Angiography is defined as the x-ray study of the blood vessels. In this test, a dye or some other radio opaque substance (like iodine) is used to make the blood vessels visible under the x-ray. Multiple forms of angiography are as follows:
- Cerebral angiography
- Coronary angiography
- Pulmonary angiography
- Kidney angiography
- Fluorescein angiography
- Celiac and mesenteric angiography
The doctor guides a very thin, flexible tube through the arteries to the area under examination and injects the radio opaque material. The whole procedure is seen with the help of a fluoroscope, an x-ray unit with a television monitor. The tube is removed after multiple sets of x-rays are taken. The place where the cut is made is then closed by putting pressure on the incision for about 10 minutes.
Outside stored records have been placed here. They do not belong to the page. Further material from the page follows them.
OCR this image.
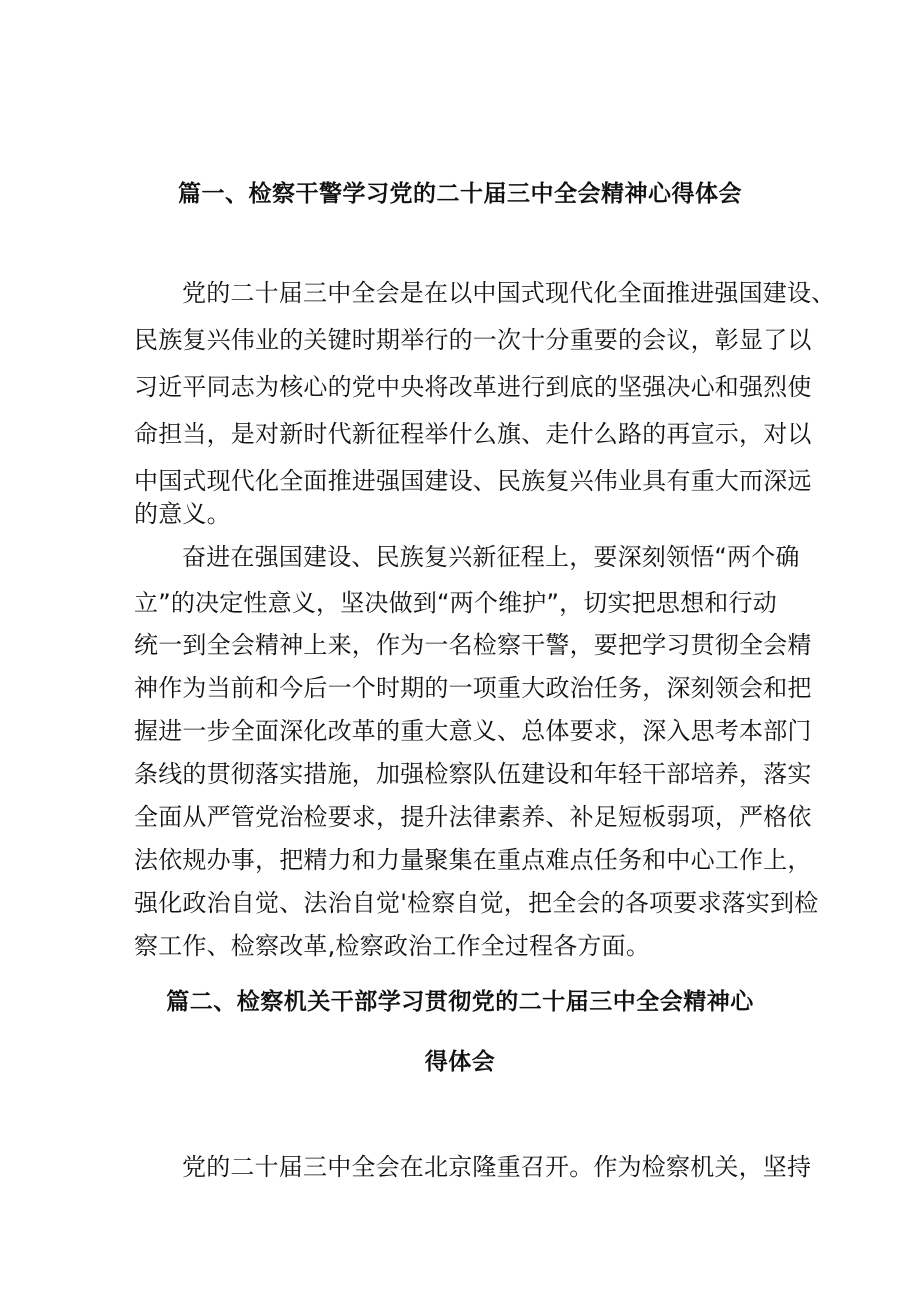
篇一、检察干警学习党的二十届三中全会精神心得体会
党的二十届三中全会是在以中国式现代化全面推进强国建设、
民族复兴伟业的关键时期举行的一次十分重要的会议，彰显了以
习近平同志为核心的党中央将改革进行到底的坚强决心和强烈使
命担当，是对新时代新征程举什么旗、走什么路的再宣示，对以
中国式现代化全面推进强国建设、民族复兴伟业具有重大而深远
的意义。
奋进在强国建设、民族复兴新征程上，要深刻领悟“两个确
立”的决定性意义，坚决做到“两个维护”，切实把思想和行动
统一到全会精神上来，作为一名检察干警，要把学习贯彻全会精
神作为当前和今后一个时期的一项重大政治任务，深刻领会和把
握进一步全面深化改革的重大意义、总体要求，深入思考本部门
条线的贯彻落实措施，加强检察队伍建设和年轻干部培养，落实
全面从严管党治检要求，提升法律素养、补足短板弱项，严格依
法依规办事，把精力和力量聚集在重点难点任务和中心工作上，
强化政治自觉、法治自觉'检察自觉，把全会的各项要求落实到检
察工作、检察改革,检察政治工作全过程各方面。
篇二、检察机关干部学习贯彻党的二十届三中全会精神心
得体会
党的二十届三中全会在北京隆重召开。作为检察机关，坚持
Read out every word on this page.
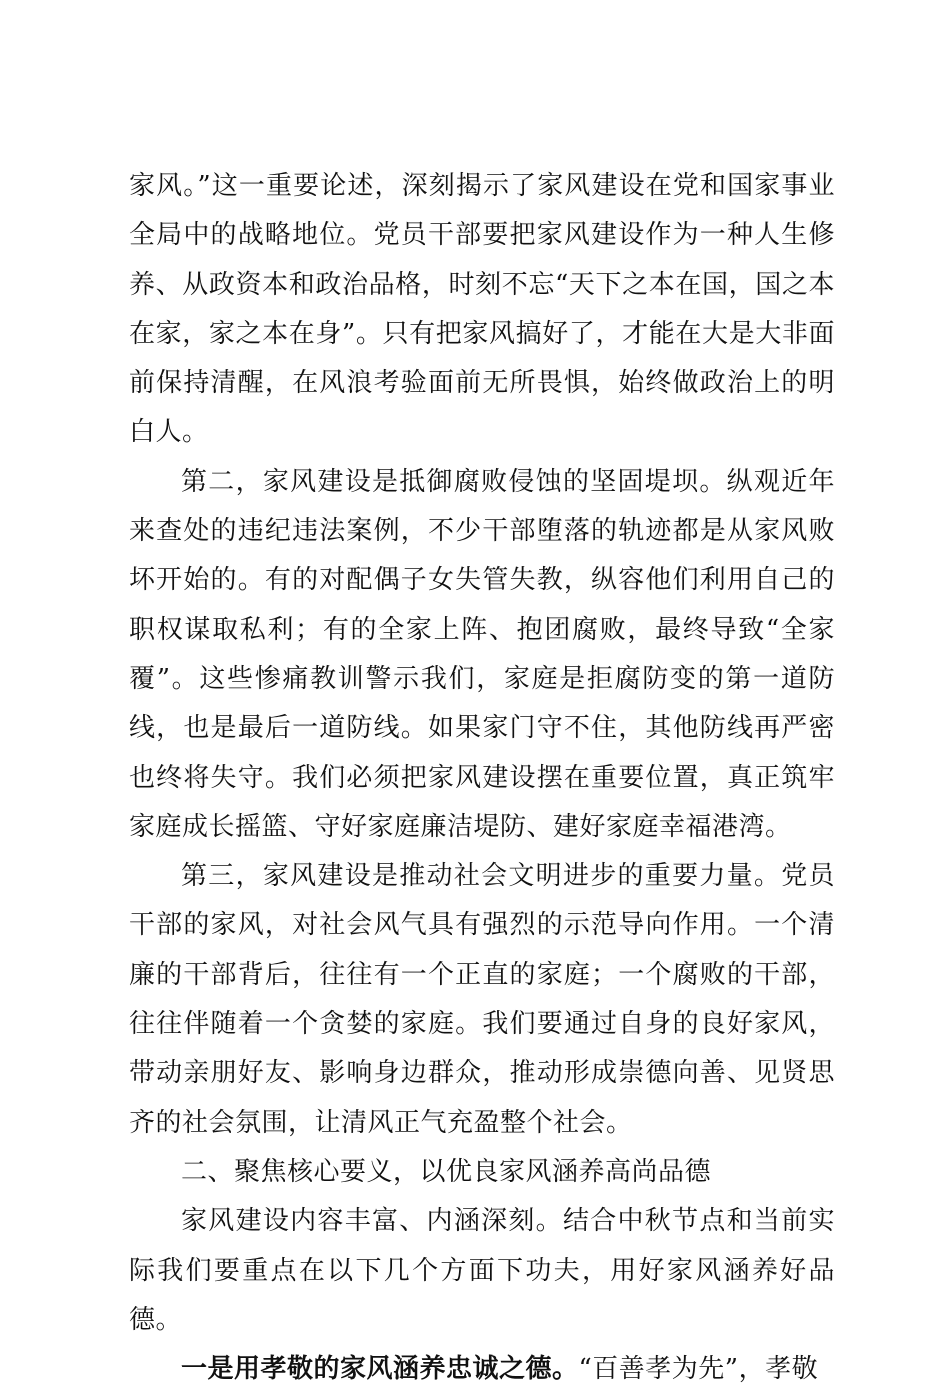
家风。”这一重要论述，深刻揭示了家风建设在党和国家事业全局中的战略地位。党员干部要把家风建设作为一种人生修养、从政资本和政治品格，时刻不忘“天下之本在国，国之本在家，家之本在身”。只有把家风搞好了，才能在大是大非面前保持清醒，在风浪考验面前无所畏惧，始终做政治上的明白人。

第二，家风建设是抵御腐败侵蚀的坚固堤坝。纵观近年来查处的违纪违法案例，不少干部堕落的轨迹都是从家风败坏开始的。有的对配偶子女失管失教，纵容他们利用自己的职权谋取私利；有的全家上阵、抱团腐败，最终导致“全家覆”。这些惨痛教训警示我们，家庭是拒腐防变的第一道防线，也是最后一道防线。如果家门守不住，其他防线再严密也终将失守。我们必须把家风建设摆在重要位置，真正筑牢家庭成长摇篮、守好家庭廉洁堤防、建好家庭幸福港湾。

第三，家风建设是推动社会文明进步的重要力量。党员干部的家风，对社会风气具有强烈的示范导向作用。一个清廉的干部背后，往往有一个正直的家庭；一个腐败的干部，往往伴随着一个贪婪的家庭。我们要通过自身的良好家风，带动亲朋好友、影响身边群众，推动形成崇德向善、见贤思齐的社会氛围，让清风正气充盈整个社会。

二、聚焦核心要义，以优良家风涵养高尚品德

家风建设内容丰富、内涵深刻。结合中秋节点和当前实际我们要重点在以下几个方面下功夫，用好家风涵养好品德。

一是用孝敬的家风涵养忠诚之德。“百善孝为先”，孝敬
Angiography is commonly used to detect blood vessel blockages or other abnormalities in blood vessels in some body organs. It is also used to detect the following diseases/conditions:
- Kidney Transplants
- Eye Retina problems
- Mapping of the heart prior to an open heart surgery
Angiography can at times lead to allergies due to the substance injected into the blood vessels. Angiography might also cause further damage to patients with kidney injuries. Pregnant women are advised to avoid angiography because of the common risks of radiation exposure to the foetus.
Pre and Post Care
If one is undergoing angiography, he/she is advised to stop eating or drinking eight hours before the procedure. A sedative is sometimes administered to relax the patient prior to the procedure. All jewellery in the body is required to be removed and the hospital gown be worn for the above mentioned test.
An overnight hospital stay is advisable to patients in case of angiography procedures (mostly in brain and heart related angiographies). Since an arterial puncture is made, patients might sometimes experience slight pain and swelling. It is recommended to meet the doctor in case any complications arise out of the angiography. Doctors might also advise lots of fluid intake to flush out the injected liquids and might ask the patient to avoid any strenous physical or sexual activity for the next 24 hours.
Diabetes patients should ensure that the doctor knows of their condition prior to administering them under angiography.
In rare cases, internal bleeding and haemorrhage have been seen as possible complications of the test. Infection is a risk as it is an invasive procedure but infection is very rare.
In case blood clotting happens inside the arteries, there are chances of a heart stroke or heart attack. This hence requires doctor expertise while performing the procedure
Swelling or sudden drop in heart pressure could sometimes be the symptoms if there has been an allergy to the radio opaque substance.
As it involves radioactive procedures, the treatment needs to be administered with proper care and documentation, more so for pregnant women.